Lucie leva la main à la verticale devant elle pour le stopper, fronçant des sourcils sceptiques et pensant qu’il se moquait sûrement d’elle avec son histoire à dormir debout.
« Comment a-t-il pu la créer ? Je pensais qu’il ne pouvait que manipuler l’énergie, demanda-t-elle en s’attendant à le voir dévoiler l’un de ses fameux rictus moqueurs.
- Je t’avais dit de ne pas m’interrompre, la gronda-t-il en soupirant d’exaspération. Je n’ai jamais dit que c’était leur seule capacité, manipuler l’énergie est l’une d’entre elles.
- Bien, admettons, que s’est-il passé ensuite ?
- Rien, puisque tu n’as pas pu t’empêcher de me couper, répondit-il en prenant une bouchée de son met.
- Bien, comme tu veux ! râla-t-elle, la mine boudeuse. Je suis tout de même surprise, je ne m’attendais pas à un tel récit de ta part. D’où sort-il d’ailleurs ? De ton imagination ?
- Non, fit-il avec un sourire amusé, c’est mon petit doigt qui me l’a conté.
- J’en étais sûre, soupira-t-elle en plissant les yeux dans sa direction, tu t’es fichu de moi.
- Y croire ou non, cela te regarde, mais je ne me suis pas moqué de toi.
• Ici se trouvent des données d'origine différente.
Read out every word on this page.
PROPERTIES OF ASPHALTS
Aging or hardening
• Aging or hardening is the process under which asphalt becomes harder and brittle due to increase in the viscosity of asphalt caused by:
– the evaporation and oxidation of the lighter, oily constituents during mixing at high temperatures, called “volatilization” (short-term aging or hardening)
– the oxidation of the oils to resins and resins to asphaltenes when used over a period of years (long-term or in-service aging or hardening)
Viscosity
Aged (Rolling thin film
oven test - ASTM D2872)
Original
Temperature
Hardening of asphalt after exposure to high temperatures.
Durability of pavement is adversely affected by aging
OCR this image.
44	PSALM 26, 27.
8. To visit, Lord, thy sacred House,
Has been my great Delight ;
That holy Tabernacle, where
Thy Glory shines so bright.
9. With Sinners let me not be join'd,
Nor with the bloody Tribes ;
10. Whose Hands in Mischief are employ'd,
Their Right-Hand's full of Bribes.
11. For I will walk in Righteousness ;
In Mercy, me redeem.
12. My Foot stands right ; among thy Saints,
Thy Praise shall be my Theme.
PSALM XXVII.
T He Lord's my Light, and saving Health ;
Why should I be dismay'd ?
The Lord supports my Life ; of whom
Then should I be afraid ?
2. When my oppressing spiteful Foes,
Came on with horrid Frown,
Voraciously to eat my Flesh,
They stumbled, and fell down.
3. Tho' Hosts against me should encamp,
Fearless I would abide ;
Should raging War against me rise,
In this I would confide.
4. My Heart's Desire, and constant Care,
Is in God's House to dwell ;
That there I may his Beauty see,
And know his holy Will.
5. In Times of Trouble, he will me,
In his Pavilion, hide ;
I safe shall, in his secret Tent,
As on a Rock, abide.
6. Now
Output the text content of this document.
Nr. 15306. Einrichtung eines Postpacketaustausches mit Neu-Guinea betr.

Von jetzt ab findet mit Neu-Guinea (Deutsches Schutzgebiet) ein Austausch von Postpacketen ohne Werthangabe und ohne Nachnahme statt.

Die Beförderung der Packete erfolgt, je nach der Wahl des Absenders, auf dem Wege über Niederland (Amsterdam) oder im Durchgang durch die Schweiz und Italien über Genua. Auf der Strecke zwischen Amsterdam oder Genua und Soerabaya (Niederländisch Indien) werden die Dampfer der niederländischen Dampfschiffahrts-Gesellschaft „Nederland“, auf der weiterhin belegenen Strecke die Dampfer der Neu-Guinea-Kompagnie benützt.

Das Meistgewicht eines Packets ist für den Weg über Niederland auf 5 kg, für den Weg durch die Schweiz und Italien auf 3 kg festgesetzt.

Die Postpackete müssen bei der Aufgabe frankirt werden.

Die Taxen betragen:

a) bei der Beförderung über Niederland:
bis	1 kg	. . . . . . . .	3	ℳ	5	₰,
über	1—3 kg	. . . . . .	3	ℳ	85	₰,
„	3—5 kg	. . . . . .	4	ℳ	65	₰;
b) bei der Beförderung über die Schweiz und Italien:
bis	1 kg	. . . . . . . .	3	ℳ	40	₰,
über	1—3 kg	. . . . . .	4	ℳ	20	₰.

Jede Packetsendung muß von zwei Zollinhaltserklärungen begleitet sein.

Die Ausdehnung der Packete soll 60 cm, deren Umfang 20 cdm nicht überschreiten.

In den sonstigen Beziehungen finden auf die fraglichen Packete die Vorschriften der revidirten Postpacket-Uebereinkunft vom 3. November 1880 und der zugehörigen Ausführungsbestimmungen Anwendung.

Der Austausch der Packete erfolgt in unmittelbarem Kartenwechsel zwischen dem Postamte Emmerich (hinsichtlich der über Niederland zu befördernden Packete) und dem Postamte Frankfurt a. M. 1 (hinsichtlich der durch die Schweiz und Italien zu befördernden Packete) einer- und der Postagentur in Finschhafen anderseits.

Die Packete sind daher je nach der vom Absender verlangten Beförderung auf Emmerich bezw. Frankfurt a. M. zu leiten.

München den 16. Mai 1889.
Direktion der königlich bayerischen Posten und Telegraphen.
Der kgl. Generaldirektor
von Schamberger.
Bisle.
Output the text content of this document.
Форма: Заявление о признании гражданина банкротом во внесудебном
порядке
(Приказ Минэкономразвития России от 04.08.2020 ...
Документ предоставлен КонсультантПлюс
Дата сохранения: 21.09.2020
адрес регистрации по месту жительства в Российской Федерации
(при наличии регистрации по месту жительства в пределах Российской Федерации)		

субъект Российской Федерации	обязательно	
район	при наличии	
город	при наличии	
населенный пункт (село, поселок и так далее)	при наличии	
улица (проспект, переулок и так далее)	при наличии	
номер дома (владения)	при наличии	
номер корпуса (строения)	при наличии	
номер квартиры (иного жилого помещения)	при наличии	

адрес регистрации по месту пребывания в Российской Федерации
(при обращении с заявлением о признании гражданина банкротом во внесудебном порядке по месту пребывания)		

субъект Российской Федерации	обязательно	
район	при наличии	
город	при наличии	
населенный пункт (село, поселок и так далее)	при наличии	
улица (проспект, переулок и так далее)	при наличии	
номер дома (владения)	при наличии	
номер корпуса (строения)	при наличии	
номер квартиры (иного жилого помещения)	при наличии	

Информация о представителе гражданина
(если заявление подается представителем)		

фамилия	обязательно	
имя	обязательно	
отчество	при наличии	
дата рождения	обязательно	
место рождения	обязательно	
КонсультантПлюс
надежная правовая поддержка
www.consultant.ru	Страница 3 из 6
Tu m’as demandé ce que je savais, maintenant, tu sais. »
Lucie ne parvenait pas à avaler un seul mot de son récit, pourtant le ton sérieux qu’il avait employé l’incitait à le considérer. Kayn n’était pas le genre d’homme à croire n’importe quoi, encore moins ce qui semblait farfelu au premier abord. Au contraire, il s’en serait moqué plus qu’au possible.
« Et tu penses que tout ça est vrai ? » le questionna-t-elle.
Il haussa simplement les épaules en fixant de nouveau le ciel d’un air distrait. Puis voyant l’air soucieux de la jeune femme, il ajouta :
« Ce que je pense n’a pas d’importance. Cela ne te sauvera pas la vie. La Calamité est bien là, ce n’est pas une illusion. Tu ne vas pas non plus te réveiller et découvrir que tout ceci était un rêve. »
Il y avait toujours chez lui, cette assurance immuable ; jamais il n’hésitait, jamais il ne cherchait ses réponses. Tout semblait limpide, si bien qu’on n’aurait pu déterminer s’il mentait.